The use of machines that get rid of the crop stubble and use it for composting, thereby preventing stubble burning, has been talked about extensively. Yet another very effective preventive strategy, which may seem unconnected, is to adopt millets in our diet. Apart from the benefits of eating millets, there are also many advantages offered by the agricultural practices of its cultivation. The cultivation of millets, in addition to wheat and rice, introduces diversity in crop plantation and serves as an indirect way to reduce air pollution. Lack of diet diversity is also one of the major reasons for malnourishment that prevails in our population and in the world.
The diversification of crops, through the inclusion of millets, will eliminate the need to burn the stubble, hence control the pollution caused by it. In India, rice and wheat are the two major crops grown. Rice is a water-guzzling crop, hence its sowing is matched with the monsoon season, leaving little time between paddy harvesting and wheat sowing. Hence farmers resort to burning of the crop residues to hasten the preparation of the fields. If millets are cultivated, there will be no such issue.

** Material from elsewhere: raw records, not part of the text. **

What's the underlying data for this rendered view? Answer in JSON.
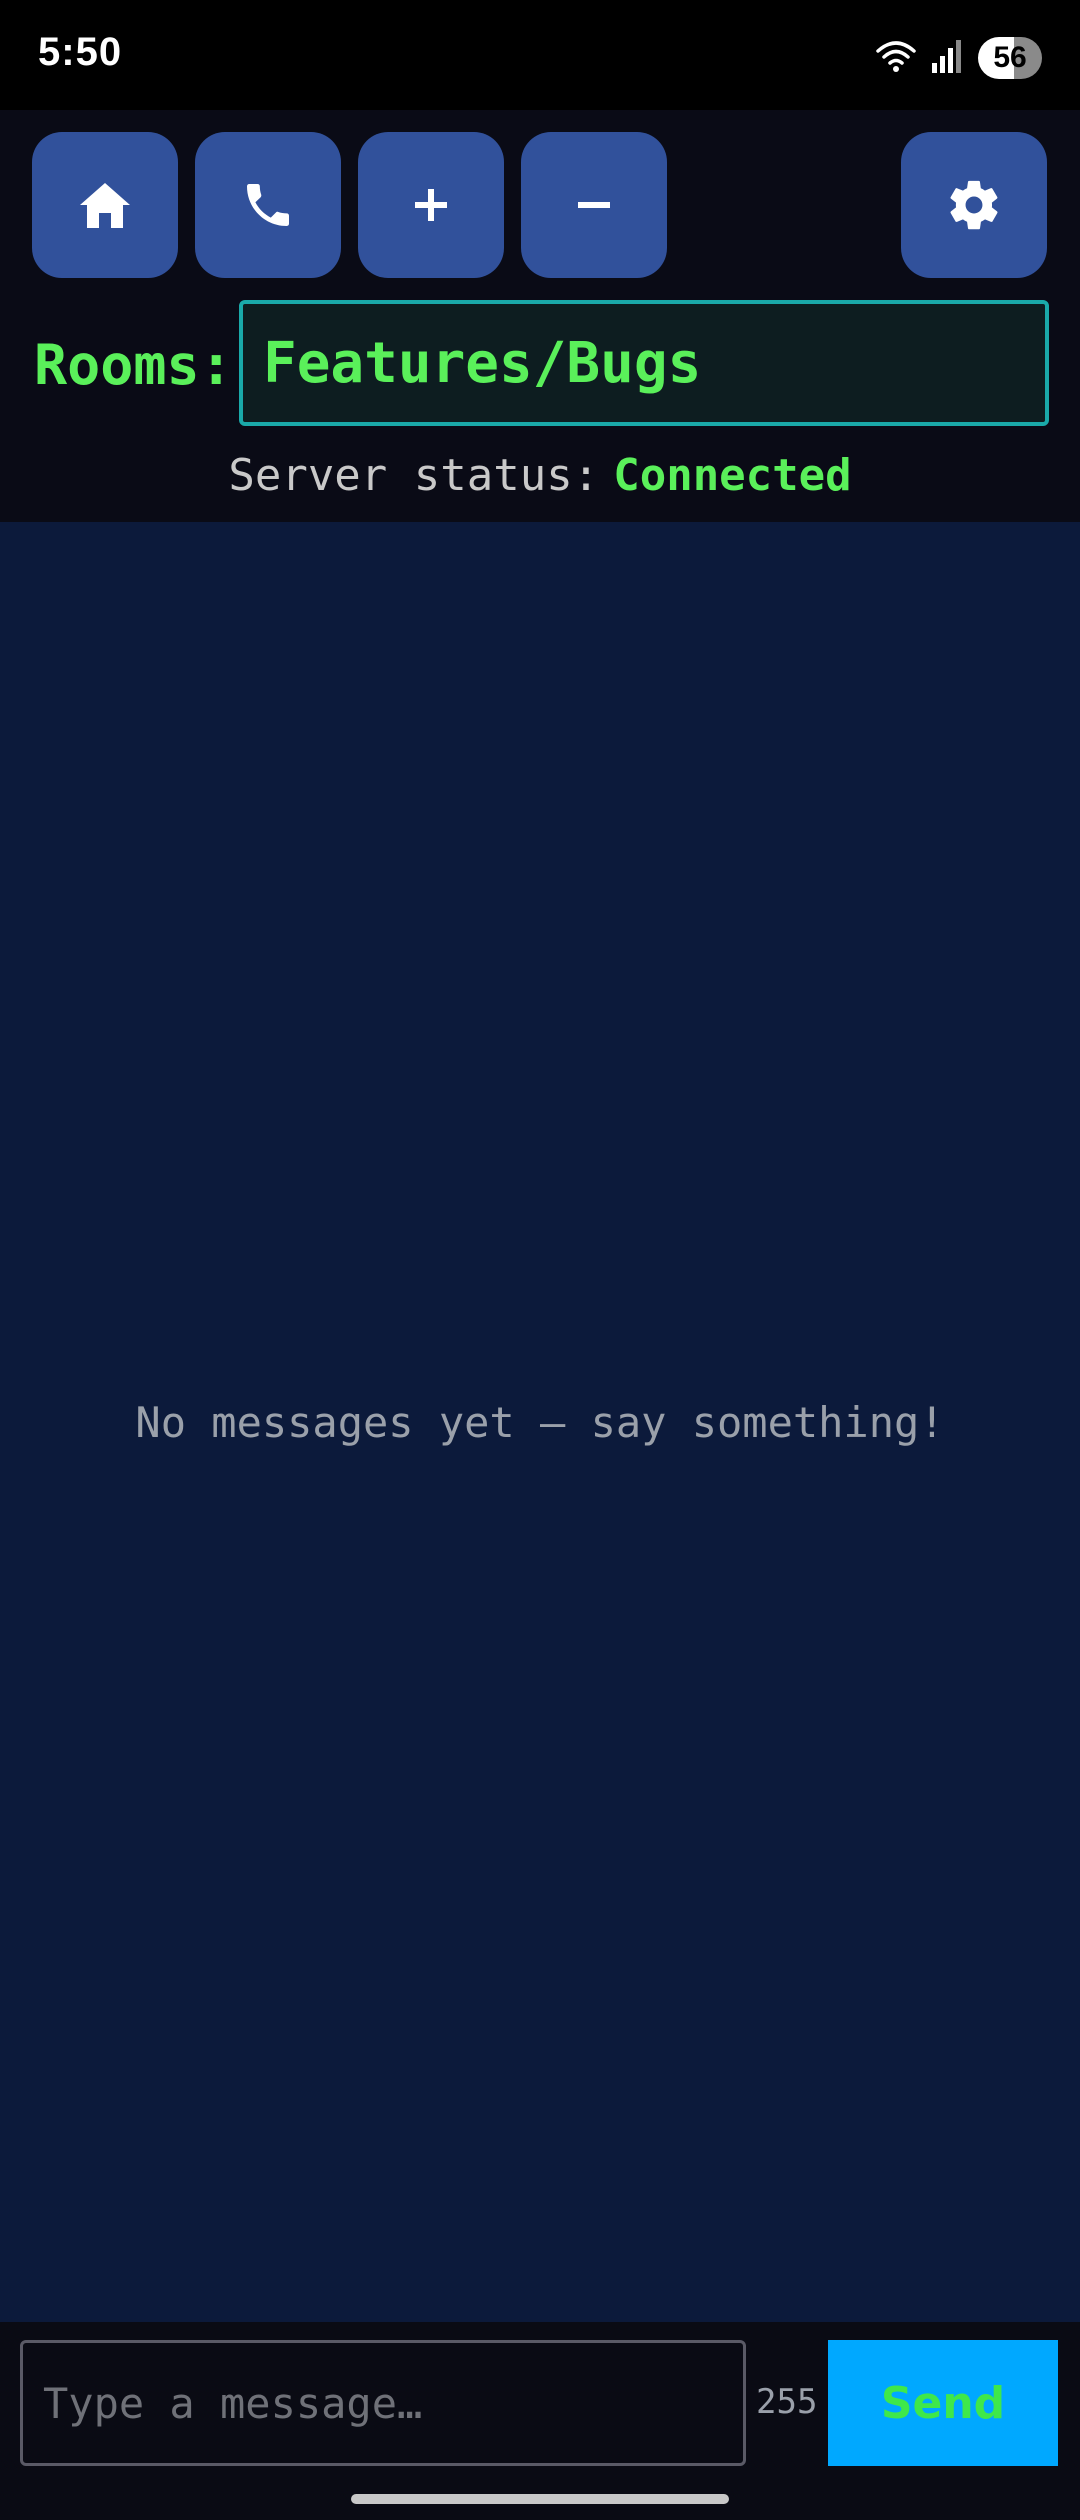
{
  "status_bar": {
    "time": "5:50",
    "battery": "56",
    "icons": [
      "wifi-icon",
      "signal-icon",
      "battery-icon"
    ]
  },
  "toolbar": {
    "buttons": [
      {
        "name": "home-button",
        "icon": "home-icon"
      },
      {
        "name": "call-button",
        "icon": "phone-icon"
      },
      {
        "name": "add-button",
        "icon": "plus-icon"
      },
      {
        "name": "remove-button",
        "icon": "minus-icon"
      },
      {
        "name": "settings-button",
        "icon": "gear-icon"
      }
    ]
  },
  "rooms": {
    "label": "Rooms:",
    "value": "Features/Bugs"
  },
  "server": {
    "label": "Server status:",
    "value": "Connected"
  },
  "messages": {
    "empty_text": "No messages yet — say something!"
  },
  "composer": {
    "placeholder": "Type a message…",
    "char_count": "255",
    "send_label": "Send"
  },
  "colors": {
    "accent_green": "#5af05a",
    "button_blue": "#31519b",
    "send_blue": "#00a8ff",
    "messages_bg": "#0c1a3b",
    "input_border": "#1aa9a9"
  }
}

I have been rooting for the adoption of millets into the daily diet, also in view of the planet’s health. These grains require much less water to grow and are hardy, pest-resistant crops. Also resistant to the onslaught of cold, drought and salinity, millets are suitable for cultivation on dry and arid land. These qualities make this crop the ideal choice – nutritionally and environmentally. Growing millets also provides food security to the nation. For our ever-increasing population that is also malnourished in many respects, millets on the plate is a clear and promising solution.
The unique nutritional character of millets is worthy of reams, and I have tried to put it all in a nutshell here. Millets are a natural source of iron, zinc, calcium and B-complex vitamins. Abundant in antioxidants and immune modulators such as polyphenols, lignans, phytosterols, phyto-oestrogens and phytocyanins, millets possess many medicinal properties.
The complex carbohydrates and dietary fibre in millets are valued as solutions to many chronic lifestyle diseases. Many assume that millet is a single variety of grain, but there are over 500 varieties! Pearl millet (bajra), sorghum (jowar), finger millet (ragi), kodo millet, barnyard millet, little millet, proso millet and foxtail millet, are some familiar millet names. Bringing millets back on the table has not been easy. Some food companies that retail nutritious, ready-tocook pancakes and dosas have helped popularise millets. But it is about time that the Public Distribution Systems and Mid-Day Meal programmes also adopt these noble grains to enable their revival and popularity.